She's been here for an hour, making calls, drafting statements, coordinating with Jeremiah's team while I sit on the couch wrapped in a blanket like someone in shock.
Which I am.
The video has been viewed fifteen million times. Fifteen million people have now watched Duncan admit that our marriage was arranged, that I'm already planning our divorce, that he fell in love with me anyway like an idiot.
His word, not mine.
LaToya closes her laptop and looks at me with the face she uses when she's about to deliver bad news I won't want to hear.
"Janie's team is behind this," she says.
I sit up straighter. "What?"
"Jeremiah's people traced the leak. The video came from someone at Duncan's party, yes, but the contract screenshots?
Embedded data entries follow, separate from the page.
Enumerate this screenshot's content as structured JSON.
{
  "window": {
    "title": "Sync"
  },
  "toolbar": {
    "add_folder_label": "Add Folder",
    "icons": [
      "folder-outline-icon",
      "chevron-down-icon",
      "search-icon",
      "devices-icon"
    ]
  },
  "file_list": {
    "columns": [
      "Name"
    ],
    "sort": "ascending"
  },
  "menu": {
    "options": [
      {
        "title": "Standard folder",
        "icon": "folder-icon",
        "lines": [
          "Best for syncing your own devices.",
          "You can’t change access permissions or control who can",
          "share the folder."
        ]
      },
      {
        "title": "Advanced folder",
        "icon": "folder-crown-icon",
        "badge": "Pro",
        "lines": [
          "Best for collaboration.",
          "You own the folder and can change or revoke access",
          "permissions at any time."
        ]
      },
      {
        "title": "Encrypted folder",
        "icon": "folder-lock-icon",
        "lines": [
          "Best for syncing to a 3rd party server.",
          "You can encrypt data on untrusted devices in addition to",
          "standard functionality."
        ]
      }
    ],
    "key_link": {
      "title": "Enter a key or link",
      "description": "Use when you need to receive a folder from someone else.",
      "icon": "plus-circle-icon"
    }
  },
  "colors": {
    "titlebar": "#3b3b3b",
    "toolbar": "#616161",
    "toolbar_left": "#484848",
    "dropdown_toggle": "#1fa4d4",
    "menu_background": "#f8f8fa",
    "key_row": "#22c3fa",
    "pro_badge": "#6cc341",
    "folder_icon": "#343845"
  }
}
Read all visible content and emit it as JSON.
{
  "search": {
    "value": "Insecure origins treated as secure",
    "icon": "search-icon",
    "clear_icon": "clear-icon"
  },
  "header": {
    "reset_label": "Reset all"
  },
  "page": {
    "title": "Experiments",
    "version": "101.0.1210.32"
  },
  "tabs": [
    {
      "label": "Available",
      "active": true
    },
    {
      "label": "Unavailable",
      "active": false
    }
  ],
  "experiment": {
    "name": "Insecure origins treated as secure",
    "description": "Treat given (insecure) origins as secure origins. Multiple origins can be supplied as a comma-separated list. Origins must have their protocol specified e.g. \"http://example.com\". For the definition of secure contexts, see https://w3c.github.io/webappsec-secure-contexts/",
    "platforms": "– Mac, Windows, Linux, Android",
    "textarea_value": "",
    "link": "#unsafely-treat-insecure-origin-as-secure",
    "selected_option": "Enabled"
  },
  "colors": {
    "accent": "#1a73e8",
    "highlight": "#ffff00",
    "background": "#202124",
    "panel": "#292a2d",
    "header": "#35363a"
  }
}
Those came from inside his PR firm. Someone Janie paid off to access confidential files.
" She picks up one of her phones and pulls up a thread of text messages.
"We have proof. Timestamps, wire transfers, the whole thing.
Janie orchestrated this entire smear campaign. "
The words land like a punch to the sternum. I can't breathe for a second, just sit there processing what LaToya just told me.
Janie did this. She paid someone to leak our contract, timed it with the video from Duncan's party, and designed the whole thing to destroy both our reputations right before the awards season begins.
"That fucking—" I start, but LaToya cuts me off.
"Don't finish that sentence. Not out loud, not on social media, not anywhere someone could be recording." She sets her phone down. "I know you're angry. You have every right to be. But if you go after Janie publicly right now, you'll look defensive and it'll only make this worse."
"Make it worse? LaToya, my entire career is imploding because she decided I was a threat. How could it possibly get worse?"
"It could get worse if you give the press a catfight narrative to run with for the next six weeks.
" She leans forward, her voice softening slightly.
"Janie is doing victory laps online right now, posting cryptic tweets about authenticity and letting her fans do the dirty work of attacking you.
If you respond, you're giving her exactly what she wants. "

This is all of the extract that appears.